Property development is a consistent means of growing wealth. It is an industry tethered to a largely stable, if highly competitive market, one that can often match risk with an equal reward. Moreover, property development is a personally rewarding industry. Any serious developer will learn a slate of new skills, build upon existing ones, and cultivate new contacts. That said, while the rewards can be great in terms of personal finances and professional development, property development must be done properly. Property development is an industry with little margin for error. Mistakes are easily made without prior knowledge, and this experience can be costly if you don’t have a plan of action beforehand.

In this article, we will discuss how you can get into property development, why you might consider doing so, and provide a few tips to get you started.

What is property development?

Property development is, simply put, the practice of purchasing a property or plot of land with the intent to add value to it. Once value is added, the property can be sold for an immediate profit, or rented out for a return over a longer term. This is quite open-ended; adding value could be anything from remodelling a single room to the construction of an entirely new property on an undeveloped plot of land. Provided a project can conceivably add value to a property, it can be considered a property development project.

Why get into property development?

There are several reasons to get into property development. As we’ve mentioned, it is a rewarding industry both for your finances and the development of skills. While the latter is certainly valuable, as you’ll cultivate both management and practical skills, the former is certainly the main draw. Property development can be an excellent and fairly reliable method of building wealth when done correctly. Property development can offer a high return on investment, though naturally, this relies on a well-planned and executed project.

What you need for a successful development project

There are many contributing factors to a successful and profitable development project. Some can be controlled, such as a rigorous plan, a good team, and a property’s potential. Others aren’t so easily controlled, and must instead be factored into the general plan. Unexpected issues affecting the schedule is one such example. While these factors certainly do have a hand in a project’s chances of success, there are a few general factors that influence almost every project. Here are a few that you should keep in mind.

A suitable property

Arguably, the most important factor governing the success of a project is the property itself. Not all properties are created equal, and some will be far more profitable than others. While it certainly is possible to make a good profit from developing a derelict, it requires a much greater investment of both time and resources, and is much more demanding on your personal skill set. This can mean a greater reward compared to other projects, but comes with an equally greater risk. As a general rule, beginner property developers should look for more approachable projects with less risk associated.

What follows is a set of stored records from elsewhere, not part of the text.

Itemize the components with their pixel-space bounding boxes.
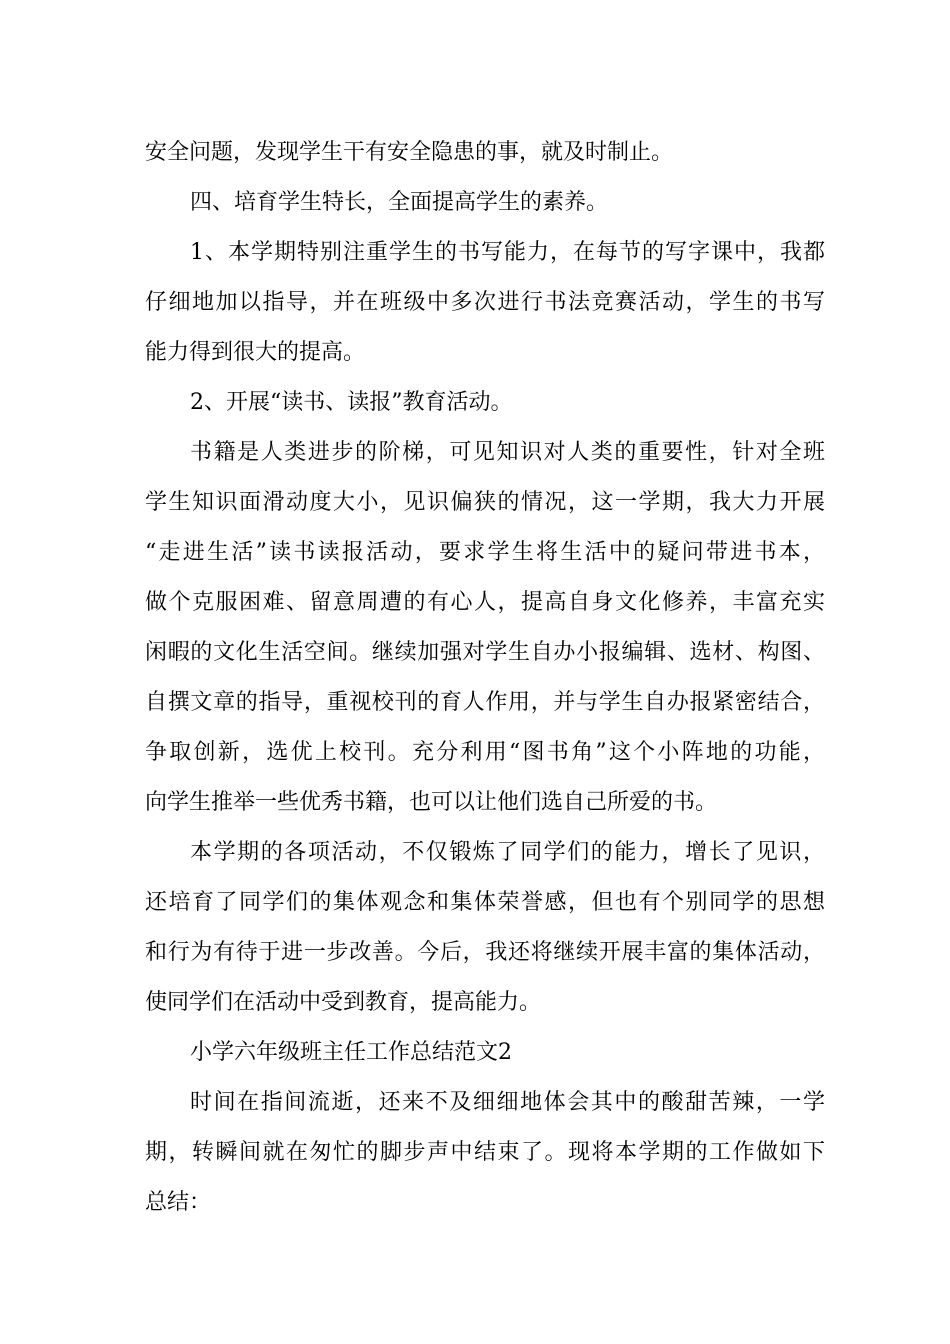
text-line: 期，转瞬间就在匆忙的脚步声中结束了。现将本学期的工作做如下 [145,1140,825,1165]
text-line: 本学期的各项活动，不仅锻炼了同学们的能力，增长了见识， [190,840,825,865]
text-line: 1、本学期特别注重学生的书写能力，在每节的写字课中，我都 [190,240,825,265]
text-line: 学生知识面滑动度大小，见识偏狭的情况，这一学期，我大力开展 [145,490,825,515]
text-line: 还培育了同学们的集体观念和集体荣誉感，但也有个别同学的思想 [145,890,825,915]
text-line: 安全问题，发现学生干有安全隐患的事，就及时制止。 [145,140,674,165]
text-line: 2、开展“读书、读报”教育活动。 [190,390,513,415]
text-line: “走进生活”读书读报活动，要求学生将生活中的疑问带进书本， [145,540,825,565]
text-line: 仔细地加以指导，并在班级中多次进行书法竞赛活动，学生的书写 [145,290,825,315]
text-line: 能力得到很大的提高。 [145,340,366,365]
text-line: 和行为有待于进一步改善。今后，我还将继续开展丰富的集体活动， [145,940,825,965]
text-line: 做个克服困难、留意周遭的有心人，提高自身文化修养，丰富充实 [145,590,825,615]
article-title: 小学六年级班主任工作总结范文2 [190,1040,512,1065]
text-line: 书籍是人类进步的阶梯，可见知识对人类的重要性，针对全班 [190,440,825,465]
text-line: 向学生推举一些优秀书籍，也可以让他们选自己所爱的书。 [145,790,718,815]
text-line: 时间在指间流逝，还来不及细细地体会其中的酸甜苦辣，一学 [190,1090,825,1115]
text-line: 总结： [145,1190,212,1215]
section-heading: 四、培育学生特长，全面提高学生的素养。 [190,190,609,215]
body-text [145,128,825,1228]
text-line: 争取创新，选优上校刊。充分利用“图书角”这个小阵地的功能， [145,740,825,765]
text-line: 自撰文章的指导，重视校刊的育人作用，并与学生自办报紧密结合， [145,690,825,715]
text-line: 使同学们在活动中受到教育，提高能力。 [145,990,542,1015]
text-line: 闲暇的文化生活空间。继续加强对学生自办小报编辑、选材、构图、 [145,640,825,665]
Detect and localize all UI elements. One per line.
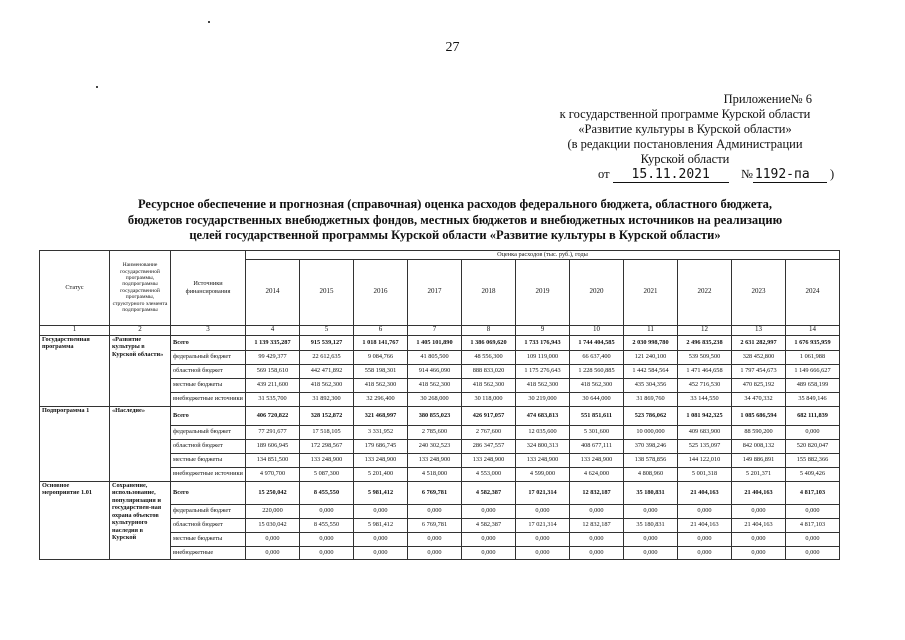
- column-number: 1: [40, 325, 110, 335]
- value-cell: 1 061,988: [786, 350, 840, 364]
- value-cell: 1 744 404,585: [570, 335, 624, 350]
- value-cell: 324 800,313: [516, 439, 570, 453]
- header-source: Источники финансирования: [171, 251, 246, 326]
- value-cell: 525 135,097: [678, 439, 732, 453]
- value-cell: 4 553,000: [462, 467, 516, 481]
- row-source: Всего: [171, 335, 246, 350]
- row-source: местные бюджеты: [171, 532, 246, 546]
- appendix-number: Приложение№ 6: [723, 92, 812, 106]
- value-cell: 418 562,300: [300, 378, 354, 392]
- value-cell: 17 021,314: [516, 481, 570, 504]
- value-cell: 0,000: [462, 504, 516, 518]
- value-cell: 0,000: [570, 504, 624, 518]
- value-cell: 0,000: [246, 546, 300, 559]
- value-cell: 6 769,781: [408, 518, 462, 532]
- value-cell: 0,000: [786, 504, 840, 518]
- column-number: 6: [354, 325, 408, 335]
- row-status: Основное мероприятие 1.01: [40, 481, 110, 559]
- header-year: 2015: [300, 259, 354, 325]
- value-cell: 0,000: [246, 532, 300, 546]
- value-cell: 138 578,856: [624, 453, 678, 467]
- value-cell: 0,000: [732, 504, 786, 518]
- value-cell: 0,000: [732, 532, 786, 546]
- row-source: внебюджетные: [171, 546, 246, 559]
- value-cell: 66 637,400: [570, 350, 624, 364]
- title-line: целей государственной программы Курской области «Развитие культуры в Курской области»: [189, 228, 721, 242]
- value-cell: 5 981,412: [354, 481, 408, 504]
- value-cell: 380 855,023: [408, 406, 462, 425]
- value-cell: 133 248,900: [300, 453, 354, 467]
- value-cell: 0,000: [354, 546, 408, 559]
- appendix-date-line: [520, 167, 850, 183]
- value-cell: 240 302,523: [408, 439, 462, 453]
- value-cell: 321 468,997: [354, 406, 408, 425]
- value-cell: 6 769,781: [408, 481, 462, 504]
- value-cell: 0,000: [786, 532, 840, 546]
- value-cell: 0,000: [786, 425, 840, 439]
- value-cell: 17 518,105: [300, 425, 354, 439]
- value-cell: 4 970,700: [246, 467, 300, 481]
- value-cell: 1 386 069,620: [462, 335, 516, 350]
- value-cell: 133 248,900: [354, 453, 408, 467]
- value-cell: 1 228 560,885: [570, 364, 624, 378]
- decree-number: 1192-па: [753, 167, 827, 183]
- column-number: 10: [570, 325, 624, 335]
- value-cell: 0,000: [516, 504, 570, 518]
- appendix-program-name: «Развитие культуры в Курской области»: [578, 122, 792, 136]
- value-cell: 2 631 282,997: [732, 335, 786, 350]
- column-number: 8: [462, 325, 516, 335]
- value-cell: 31 869,760: [624, 392, 678, 406]
- header-year: 2024: [786, 259, 840, 325]
- value-cell: 9 084,766: [354, 350, 408, 364]
- value-cell: 220,000: [246, 504, 300, 518]
- value-cell: 12 832,187: [570, 481, 624, 504]
- value-cell: 8 455,550: [300, 481, 354, 504]
- row-status: Подпрограмма 1: [40, 406, 110, 481]
- value-cell: 0,000: [408, 546, 462, 559]
- value-cell: 35 180,831: [624, 481, 678, 504]
- value-cell: 31 892,300: [300, 392, 354, 406]
- row-source: федеральный бюджет: [171, 425, 246, 439]
- value-cell: 0,000: [462, 532, 516, 546]
- header-year: 2016: [354, 259, 408, 325]
- value-cell: 133 248,900: [516, 453, 570, 467]
- value-cell: 0,000: [624, 504, 678, 518]
- value-cell: 0,000: [732, 546, 786, 559]
- value-cell: 34 470,332: [732, 392, 786, 406]
- value-cell: 4 624,000: [570, 467, 624, 481]
- value-cell: 15 250,042: [246, 481, 300, 504]
- value-cell: 32 296,400: [354, 392, 408, 406]
- header-year: 2014: [246, 259, 300, 325]
- header-estimate: Оценка расходов (тыс. руб.), годы: [246, 251, 840, 260]
- value-cell: 0,000: [624, 546, 678, 559]
- value-cell: 682 111,839: [786, 406, 840, 425]
- value-cell: 1 018 141,767: [354, 335, 408, 350]
- column-number: 12: [678, 325, 732, 335]
- value-cell: 558 198,301: [354, 364, 408, 378]
- value-cell: 5 001,318: [678, 467, 732, 481]
- value-cell: 914 466,090: [408, 364, 462, 378]
- value-cell: 189 606,945: [246, 439, 300, 453]
- value-cell: 21 404,163: [732, 481, 786, 504]
- header-year: 2021: [624, 259, 678, 325]
- row-source: внебюджетные источники: [171, 392, 246, 406]
- table-row: [40, 335, 840, 350]
- scan-speck: [208, 21, 210, 23]
- value-cell: 144 122,010: [678, 453, 732, 467]
- table-row: [40, 406, 840, 425]
- value-cell: 0,000: [408, 532, 462, 546]
- value-cell: 888 833,020: [462, 364, 516, 378]
- value-cell: 155 882,366: [786, 453, 840, 467]
- value-cell: 31 535,700: [246, 392, 300, 406]
- value-cell: 1 085 686,594: [732, 406, 786, 425]
- value-cell: 88 590,200: [732, 425, 786, 439]
- value-cell: 370 398,246: [624, 439, 678, 453]
- column-number: 4: [246, 325, 300, 335]
- title-line: бюджетов государственных внебюджетных фондов, местных бюджетов и внебюджетных источников на реализацию: [127, 212, 783, 227]
- value-cell: 1 405 101,890: [408, 335, 462, 350]
- value-cell: 0,000: [354, 532, 408, 546]
- row-source: Всего: [171, 406, 246, 425]
- scan-speck: [96, 86, 98, 88]
- value-cell: 35 180,831: [624, 518, 678, 532]
- column-number: 5: [300, 325, 354, 335]
- value-cell: 0,000: [516, 546, 570, 559]
- column-number: 7: [408, 325, 462, 335]
- closing-paren: ): [830, 167, 835, 181]
- row-source: областной бюджет: [171, 364, 246, 378]
- row-source: местные бюджеты: [171, 453, 246, 467]
- value-cell: 439 211,600: [246, 378, 300, 392]
- value-cell: 149 886,891: [732, 453, 786, 467]
- value-cell: 1 471 464,658: [678, 364, 732, 378]
- value-cell: 5 201,371: [732, 467, 786, 481]
- value-cell: 0,000: [570, 532, 624, 546]
- appendix-program: к государственной программе Курской области: [559, 107, 811, 121]
- value-cell: 0,000: [624, 532, 678, 546]
- value-cell: 5 409,426: [786, 467, 840, 481]
- value-cell: 0,000: [678, 546, 732, 559]
- value-cell: 133 248,900: [462, 453, 516, 467]
- value-cell: 418 562,300: [462, 378, 516, 392]
- value-cell: 418 562,300: [354, 378, 408, 392]
- value-cell: 442 471,892: [300, 364, 354, 378]
- expenditure-table: [39, 250, 840, 560]
- value-cell: 0,000: [570, 546, 624, 559]
- value-cell: 406 720,822: [246, 406, 300, 425]
- value-cell: 21 404,163: [678, 518, 732, 532]
- decree-date: 15.11.2021: [613, 167, 729, 183]
- value-cell: 3 331,952: [354, 425, 408, 439]
- row-source: Всего: [171, 481, 246, 504]
- row-source: областной бюджет: [171, 439, 246, 453]
- value-cell: 15 030,042: [246, 518, 300, 532]
- value-cell: 4 518,000: [408, 467, 462, 481]
- value-cell: 551 851,611: [570, 406, 624, 425]
- value-cell: 30 118,000: [462, 392, 516, 406]
- value-cell: 35 849,146: [786, 392, 840, 406]
- value-cell: 1 139 335,287: [246, 335, 300, 350]
- value-cell: 0,000: [300, 546, 354, 559]
- value-cell: 0,000: [300, 532, 354, 546]
- value-cell: 2 496 835,238: [678, 335, 732, 350]
- appendix-edition: (в редакции постановления Администрации: [567, 137, 803, 151]
- value-cell: 172 298,567: [300, 439, 354, 453]
- row-source: федеральный бюджет: [171, 504, 246, 518]
- value-cell: 0,000: [786, 546, 840, 559]
- value-cell: 452 716,530: [678, 378, 732, 392]
- value-cell: 30 268,000: [408, 392, 462, 406]
- value-cell: 8 455,550: [300, 518, 354, 532]
- value-cell: 286 347,557: [462, 439, 516, 453]
- value-cell: 842 008,132: [732, 439, 786, 453]
- value-cell: 5 087,300: [300, 467, 354, 481]
- table-row: [40, 481, 840, 504]
- header-year: 2023: [732, 259, 786, 325]
- row-name: «Наследие»: [110, 406, 171, 481]
- value-cell: 4 817,103: [786, 518, 840, 532]
- value-cell: 1 442 584,564: [624, 364, 678, 378]
- row-source: федеральный бюджет: [171, 350, 246, 364]
- value-cell: 1 733 176,943: [516, 335, 570, 350]
- value-cell: 1 175 276,643: [516, 364, 570, 378]
- value-cell: 0,000: [678, 532, 732, 546]
- value-cell: 4 817,103: [786, 481, 840, 504]
- column-number: 14: [786, 325, 840, 335]
- value-cell: 4 582,387: [462, 481, 516, 504]
- value-cell: 520 820,047: [786, 439, 840, 453]
- value-cell: 12 832,187: [570, 518, 624, 532]
- value-cell: 17 021,314: [516, 518, 570, 532]
- value-cell: 1 797 454,673: [732, 364, 786, 378]
- title-line: Ресурсное обеспечение и прогнозная (справочная) оценка расходов федерального бюджета, областного бюджета,: [137, 197, 773, 211]
- value-cell: 30 219,000: [516, 392, 570, 406]
- value-cell: 0,000: [678, 504, 732, 518]
- value-cell: 21 404,163: [732, 518, 786, 532]
- value-cell: 489 658,199: [786, 378, 840, 392]
- value-cell: 1 149 666,627: [786, 364, 840, 378]
- value-cell: 408 677,111: [570, 439, 624, 453]
- value-cell: 1 081 942,325: [678, 406, 732, 425]
- header-name: Наименование государственной программы, подпрограммы государственной программы, структурного элемента подпрограммы: [110, 251, 171, 326]
- column-number: 9: [516, 325, 570, 335]
- value-cell: 133 248,900: [570, 453, 624, 467]
- value-cell: 2 030 998,780: [624, 335, 678, 350]
- value-cell: 179 686,745: [354, 439, 408, 453]
- row-name: «Развитие культуры в Курской области»: [110, 335, 171, 406]
- value-cell: 5 201,400: [354, 467, 408, 481]
- column-number: 2: [110, 325, 171, 335]
- header-year: 2020: [570, 259, 624, 325]
- value-cell: 426 917,057: [462, 406, 516, 425]
- header-year: 2017: [408, 259, 462, 325]
- value-cell: 121 240,100: [624, 350, 678, 364]
- value-cell: 109 119,000: [516, 350, 570, 364]
- value-cell: 5 301,600: [570, 425, 624, 439]
- value-cell: 0,000: [516, 532, 570, 546]
- value-cell: 539 509,500: [678, 350, 732, 364]
- value-cell: 12 035,600: [516, 425, 570, 439]
- value-cell: 2 767,600: [462, 425, 516, 439]
- document-title: [95, 197, 815, 244]
- value-cell: 134 851,500: [246, 453, 300, 467]
- value-cell: 474 683,813: [516, 406, 570, 425]
- value-cell: 4 582,387: [462, 518, 516, 532]
- date-prefix: от: [598, 167, 610, 181]
- row-name: Сохранение, использование, популяризация и государствен-ная охрана объектов культурного наследия в Курской: [110, 481, 171, 559]
- value-cell: 133 248,900: [408, 453, 462, 467]
- value-cell: 418 562,300: [516, 378, 570, 392]
- value-cell: 1 676 935,959: [786, 335, 840, 350]
- value-cell: 409 683,900: [678, 425, 732, 439]
- value-cell: 41 805,500: [408, 350, 462, 364]
- value-cell: 30 644,000: [570, 392, 624, 406]
- value-cell: 22 612,635: [300, 350, 354, 364]
- row-source: внебюджетные источники: [171, 467, 246, 481]
- row-source: областной бюджет: [171, 518, 246, 532]
- number-prefix: №: [740, 167, 753, 181]
- column-number: 13: [732, 325, 786, 335]
- value-cell: 569 158,610: [246, 364, 300, 378]
- value-cell: 10 000,000: [624, 425, 678, 439]
- value-cell: 523 786,062: [624, 406, 678, 425]
- appendix-administration: Курской области: [640, 152, 730, 166]
- value-cell: 0,000: [462, 546, 516, 559]
- header-year: 2019: [516, 259, 570, 325]
- header-status: Статус: [40, 251, 110, 326]
- page-number: 27: [445, 40, 460, 55]
- header-year: 2022: [678, 259, 732, 325]
- column-number: 11: [624, 325, 678, 335]
- value-cell: 21 404,163: [678, 481, 732, 504]
- value-cell: 328 152,872: [300, 406, 354, 425]
- value-cell: 915 539,127: [300, 335, 354, 350]
- column-number: 3: [171, 325, 246, 335]
- value-cell: 4 808,960: [624, 467, 678, 481]
- row-source: местные бюджеты: [171, 378, 246, 392]
- value-cell: 418 562,300: [570, 378, 624, 392]
- value-cell: 5 981,412: [354, 518, 408, 532]
- value-cell: 2 785,600: [408, 425, 462, 439]
- header-year: 2018: [462, 259, 516, 325]
- appendix-block: [520, 92, 850, 183]
- value-cell: 33 144,550: [678, 392, 732, 406]
- value-cell: 77 291,677: [246, 425, 300, 439]
- value-cell: 0,000: [300, 504, 354, 518]
- value-cell: 0,000: [408, 504, 462, 518]
- value-cell: 435 304,356: [624, 378, 678, 392]
- row-status: Государственная программа: [40, 335, 110, 406]
- value-cell: 418 562,300: [408, 378, 462, 392]
- value-cell: 48 556,300: [462, 350, 516, 364]
- value-cell: 99 429,377: [246, 350, 300, 364]
- value-cell: 0,000: [354, 504, 408, 518]
- value-cell: 4 599,000: [516, 467, 570, 481]
- value-cell: 328 452,800: [732, 350, 786, 364]
- value-cell: 470 825,192: [732, 378, 786, 392]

Choosing a suitable project is partially dependent on potential, and partially dependent on your skills and contacts. Keeping costs down is the best way of getting profits up, so projects that require work you can personally do will help cut down on contractor hiring costs. This isn’t a make-or-break factor, but it certainly is one you should consider when looking for a new property for your portfolio. Additionally, you should consider factors that will impact potential profit and costs. Purchasing a residential development project in an area with high demand is a good idea, but if the area makes it difficult to bring in construction materials, then your bottom line might take a hit.

A thorough plan

Aside from the property itself, the development plan is the most crucial factor for a project’s success. You’ll need to have a clear idea of what a property needs for additional value, the work required, what materials will be required for the project, the time frame, and so on. Most importantly, you’ll need to set a budget and stick to it as much as possible. Accountants can help with drafting a reasonable budget for the project you have in mind, identifying the costs and time sinks, and giving you an idea of the profitability of a project. While this can help give you a good idea of how a project will play out, no two projects are the same. You should account for extra expenses in case things don’t go exactly according to plan.

Reliable finance

A reliable method of financing a project ties all the other factors together. Finance is the prime requirement for a plan to be executed, so having a form of finance you can depend on is paramount. Thankfully, there is a wide variety of options for you to choose from, practically ensuring you can find a form of finance that fits your project.

While many forms of finance have their place, there are a couple of loan types that stand out as particularly effective in the property development industry. Namely, bridging finance and renovation loans are two of the most reliable finance options available. Bridging finance allows property developers to obtain large amounts of finance at short notice. This is done by securing the loan to physical assets, and tethering the loan’s value to the asset’s value. This also helps to expedite the loan application process, making bridging loans much quicker to obtain. As a result, bridging loans are an excellent option, allowing property developers to seize upon opportunities in the market.

However, bridging loans are not necessarily the best option for beginner developers, as they may not have the assets required to raise large sums of money. Renovation loans are a viable alternative. They can provide the means for beginner property developers to get started with smaller projects, and are often used to fund home remodellings, refurbishments, and modernisation projects.

Wrapping up

While not exactly the most accessible of industries, property development is an excellent path to growing your personal finances and professional skill set. It is one of the most effective methods of doing so, offering an excellent return on investment. However, this return on investment heavily depends on a property developer’s actions and the potential of their target property. Thorough plans and properties high in development potential are a must for good profits, making property development a high-risk, high-reward industry.